His disclosures, although considered by some to be fraudulent, were believed by President Madison and his Republican Party. They were made the subject of a special message to Congress, and created much excitement throughout the country. Some Federalists alleged that it was all a political trick that had been devised by the President to cause war with Great Britain.

Historians have been sharply critical of Madison. Richard Leopold wrote, "In buying sight unseen, in February, 1812, the worthless Henry letters at the cost of a badly needed frigate in order to expose the supposed intrigues of the New England Federalists, Madison and Secretary of State Monroe looked like fools as well as knaves."

==Later life==
The last known report of Henry was that he was employed in 1820 by King George IV to spy on the king's wife, Caroline of Brunswick, while she was living in Rome.

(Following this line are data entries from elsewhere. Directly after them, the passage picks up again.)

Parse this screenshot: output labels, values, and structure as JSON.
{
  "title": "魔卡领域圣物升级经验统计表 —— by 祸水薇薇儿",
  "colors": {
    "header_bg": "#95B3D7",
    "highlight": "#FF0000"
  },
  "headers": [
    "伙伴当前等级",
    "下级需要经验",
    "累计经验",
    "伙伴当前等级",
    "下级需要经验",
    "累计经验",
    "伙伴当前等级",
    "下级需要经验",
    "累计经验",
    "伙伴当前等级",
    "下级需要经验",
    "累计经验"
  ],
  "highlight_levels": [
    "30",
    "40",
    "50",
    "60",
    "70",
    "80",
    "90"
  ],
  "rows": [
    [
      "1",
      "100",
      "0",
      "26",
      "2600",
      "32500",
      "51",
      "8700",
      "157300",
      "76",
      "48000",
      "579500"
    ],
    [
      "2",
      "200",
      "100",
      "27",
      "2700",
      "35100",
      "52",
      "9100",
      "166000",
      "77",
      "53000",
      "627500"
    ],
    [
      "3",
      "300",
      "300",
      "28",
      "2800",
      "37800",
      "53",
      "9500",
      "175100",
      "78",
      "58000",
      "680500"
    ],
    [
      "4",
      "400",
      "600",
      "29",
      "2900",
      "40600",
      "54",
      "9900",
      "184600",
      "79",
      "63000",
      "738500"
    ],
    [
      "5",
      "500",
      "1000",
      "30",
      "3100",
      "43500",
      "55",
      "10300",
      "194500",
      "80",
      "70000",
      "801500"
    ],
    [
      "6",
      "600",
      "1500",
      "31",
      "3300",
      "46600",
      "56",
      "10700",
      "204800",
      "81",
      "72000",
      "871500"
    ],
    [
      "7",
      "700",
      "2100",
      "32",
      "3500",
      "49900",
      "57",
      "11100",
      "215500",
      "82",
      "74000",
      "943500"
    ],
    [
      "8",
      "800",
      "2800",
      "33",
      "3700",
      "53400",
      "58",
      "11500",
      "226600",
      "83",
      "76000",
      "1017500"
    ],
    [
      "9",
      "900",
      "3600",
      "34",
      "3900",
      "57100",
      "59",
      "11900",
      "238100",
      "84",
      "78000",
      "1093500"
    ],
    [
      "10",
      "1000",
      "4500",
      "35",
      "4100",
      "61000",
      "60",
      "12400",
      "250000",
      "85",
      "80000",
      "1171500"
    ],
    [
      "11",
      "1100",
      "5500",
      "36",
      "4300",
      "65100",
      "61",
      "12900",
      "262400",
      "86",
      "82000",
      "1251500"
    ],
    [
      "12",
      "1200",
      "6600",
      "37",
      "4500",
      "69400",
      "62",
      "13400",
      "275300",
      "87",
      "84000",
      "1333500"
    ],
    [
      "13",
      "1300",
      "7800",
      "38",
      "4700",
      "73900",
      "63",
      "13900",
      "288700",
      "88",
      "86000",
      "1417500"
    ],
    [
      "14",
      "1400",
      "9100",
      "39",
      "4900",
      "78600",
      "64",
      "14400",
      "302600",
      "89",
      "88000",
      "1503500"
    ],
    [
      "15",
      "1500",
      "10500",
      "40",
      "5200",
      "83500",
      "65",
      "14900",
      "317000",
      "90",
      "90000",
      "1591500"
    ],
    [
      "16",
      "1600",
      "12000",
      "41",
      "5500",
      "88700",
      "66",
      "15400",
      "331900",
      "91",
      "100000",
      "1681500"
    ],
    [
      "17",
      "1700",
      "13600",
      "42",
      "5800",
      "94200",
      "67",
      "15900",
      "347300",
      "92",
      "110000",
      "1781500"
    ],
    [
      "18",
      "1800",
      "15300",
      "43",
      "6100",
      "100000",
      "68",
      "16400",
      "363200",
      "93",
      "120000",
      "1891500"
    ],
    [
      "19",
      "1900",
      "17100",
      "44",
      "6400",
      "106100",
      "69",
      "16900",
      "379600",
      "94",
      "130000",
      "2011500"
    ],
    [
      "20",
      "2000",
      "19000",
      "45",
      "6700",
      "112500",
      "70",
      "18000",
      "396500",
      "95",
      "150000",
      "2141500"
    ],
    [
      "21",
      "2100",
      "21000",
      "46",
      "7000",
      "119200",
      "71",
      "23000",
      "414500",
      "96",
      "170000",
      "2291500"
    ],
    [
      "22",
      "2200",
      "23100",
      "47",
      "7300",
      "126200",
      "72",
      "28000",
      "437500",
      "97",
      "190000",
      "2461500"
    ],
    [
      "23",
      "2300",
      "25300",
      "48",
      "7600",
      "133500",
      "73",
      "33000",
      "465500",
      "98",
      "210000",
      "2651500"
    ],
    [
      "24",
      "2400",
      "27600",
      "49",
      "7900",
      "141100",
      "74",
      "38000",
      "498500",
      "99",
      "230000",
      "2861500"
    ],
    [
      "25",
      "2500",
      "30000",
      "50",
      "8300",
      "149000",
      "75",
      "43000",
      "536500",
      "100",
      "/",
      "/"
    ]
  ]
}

George was eager to divorce Caroline because of her suspected adultery of which proof was needed to obtain a legal divorce. Details of Henry's later life are few, but he is believed to have died in Paris in 1853.

==Family==
Henry married Elizabeth Sophia Duché (born on September 18, 1774, in Philadelphia) on May 23, 1799, at Christ Church in Philadelphia. She was the daughter of Reverend Jacob Duché - a once-prominent Episcopal priest at Christ Church and the first official chaplain of the Continental Congress who later went over to the British side and was convicted of high treason against the state of Pennsylvania.

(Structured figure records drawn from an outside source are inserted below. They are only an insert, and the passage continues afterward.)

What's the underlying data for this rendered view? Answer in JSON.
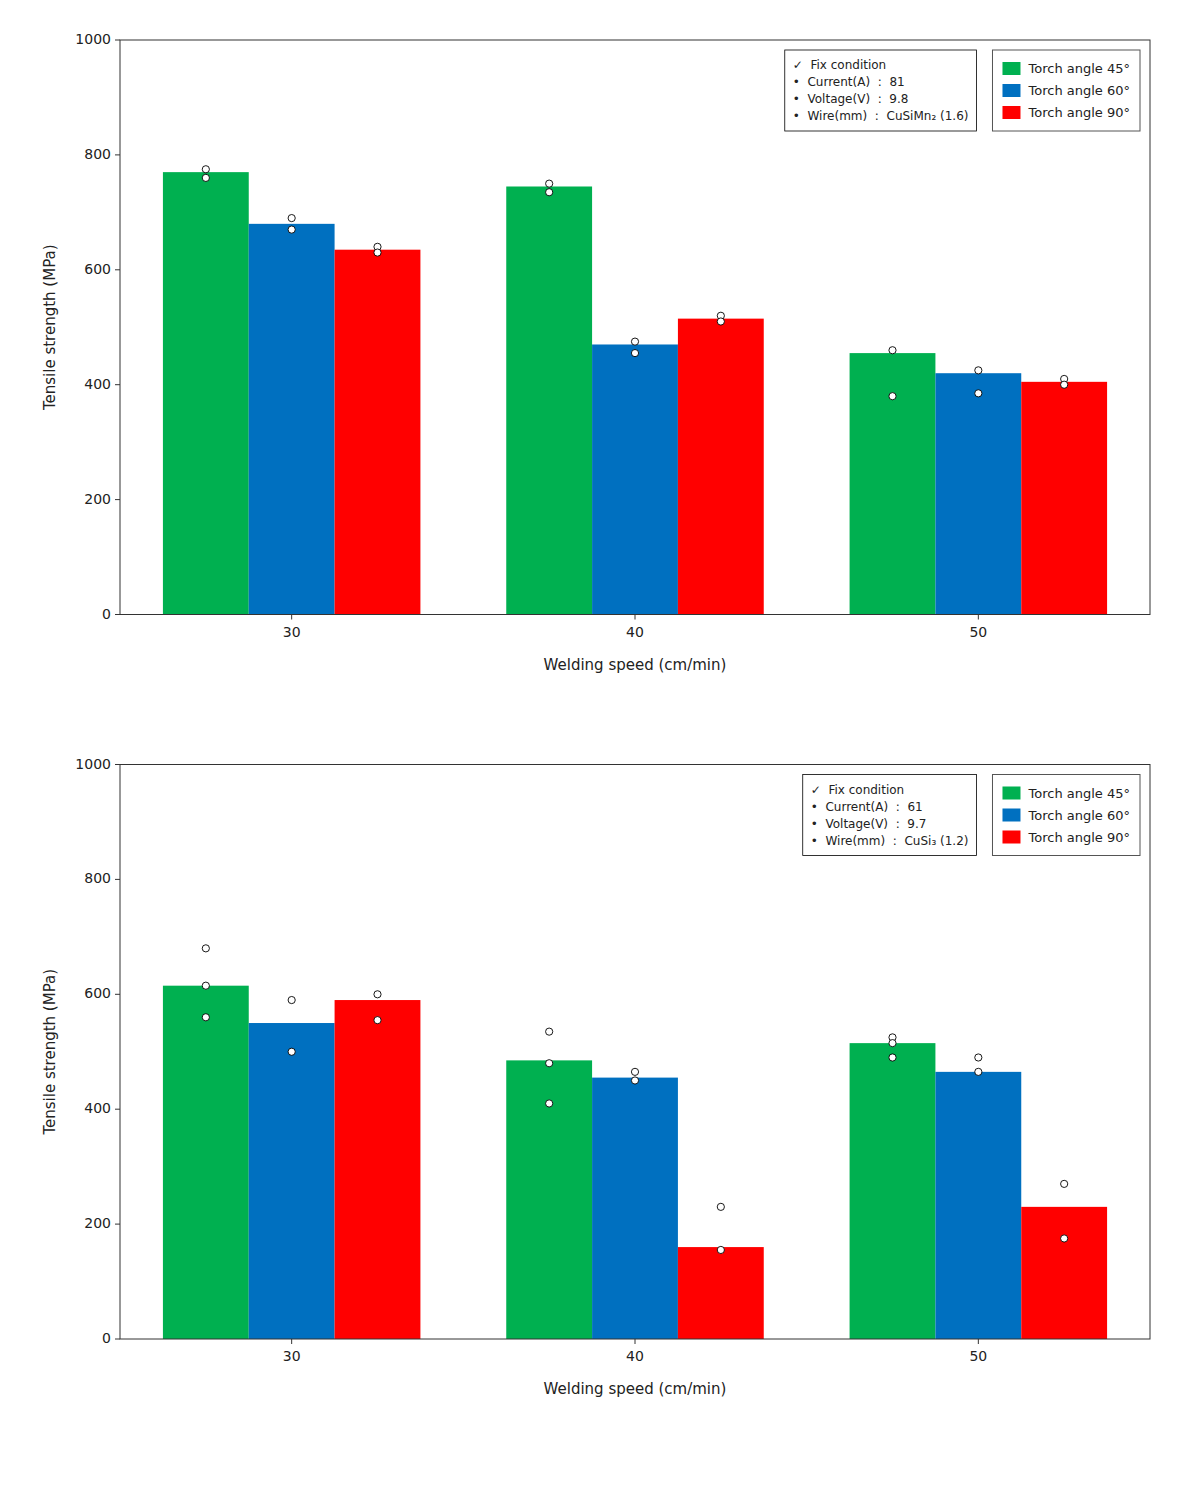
{
  "chart_data": [
    {
      "type": "bar",
      "categories": [
        "30",
        "40",
        "50"
      ],
      "series": [
        {
          "name": "Torch angle 45°",
          "color": "#00b050",
          "values": [
            770,
            745,
            455
          ],
          "dots": [
            [
              775,
              760
            ],
            [
              750,
              735
            ],
            [
              460,
              380
            ]
          ]
        },
        {
          "name": "Torch angle 60°",
          "color": "#0070c0",
          "values": [
            680,
            470,
            420
          ],
          "dots": [
            [
              690,
              670
            ],
            [
              475,
              455
            ],
            [
              425,
              385
            ]
          ]
        },
        {
          "name": "Torch angle 90°",
          "color": "#ff0000",
          "values": [
            635,
            515,
            405
          ],
          "dots": [
            [
              640,
              630
            ],
            [
              520,
              510
            ],
            [
              410,
              400
            ]
          ]
        }
      ],
      "annotations": [
        "✓  Fix condition",
        "•  Current(A)  :  81",
        "•  Voltage(V)  :  9.8",
        "•  Wire(mm)  :  CuSiMn₂ (1.6)"
      ],
      "xlabel": "Welding speed (cm/min)",
      "ylabel": "Tensile strength (MPa)",
      "ylim": [
        0,
        1000
      ],
      "yticks": [
        0,
        200,
        400,
        600,
        800,
        1000
      ],
      "legend": "upper right",
      "grid": false
    },
    {
      "type": "bar",
      "categories": [
        "30",
        "40",
        "50"
      ],
      "series": [
        {
          "name": "Torch angle 45°",
          "color": "#00b050",
          "values": [
            615,
            485,
            515
          ],
          "dots": [
            [
              680,
              615,
              560
            ],
            [
              535,
              480,
              410
            ],
            [
              525,
              515,
              490
            ]
          ]
        },
        {
          "name": "Torch angle 60°",
          "color": "#0070c0",
          "values": [
            550,
            455,
            465
          ],
          "dots": [
            [
              590,
              500
            ],
            [
              465,
              450
            ],
            [
              490,
              465
            ]
          ]
        },
        {
          "name": "Torch angle 90°",
          "color": "#ff0000",
          "values": [
            590,
            160,
            230
          ],
          "dots": [
            [
              600,
              555
            ],
            [
              230,
              155
            ],
            [
              270,
              175
            ]
          ]
        }
      ],
      "annotations": [
        "✓  Fix condition",
        "•  Current(A)  :  61",
        "•  Voltage(V)  :  9.7",
        "•  Wire(mm)  :  CuSi₃ (1.2)"
      ],
      "xlabel": "Welding speed (cm/min)",
      "ylabel": "Tensile strength (MPa)",
      "ylim": [
        0,
        1000
      ],
      "yticks": [
        0,
        200,
        400,
        600,
        800,
        1000
      ],
      "legend": "upper right",
      "grid": false
    }
  ]
}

Elizabeth bore him two daughters, Sophia-Duché Henry (b. 1799, d. about 1829) and Elisabeth-Blois Henry (b. 1802, d. after 1882), prior to her untimely death on December 11, 1808, in Montreal at the age of 34.

Elisabeth-Blois Henry married Adolphe de Chanal (who later became a brigadier general in the French army and served in the Franco-Prussian War) on February 24, 1844, in Nantes, France.

When John Henry died, his daughter Elisabeth-Blois inherited his fortune estimated at 319,836 francs. With half of this sum, Elisabeth-Blois and her husband Adolphe de Chanal bought the castle of Sédières in the department of Corrèze in France.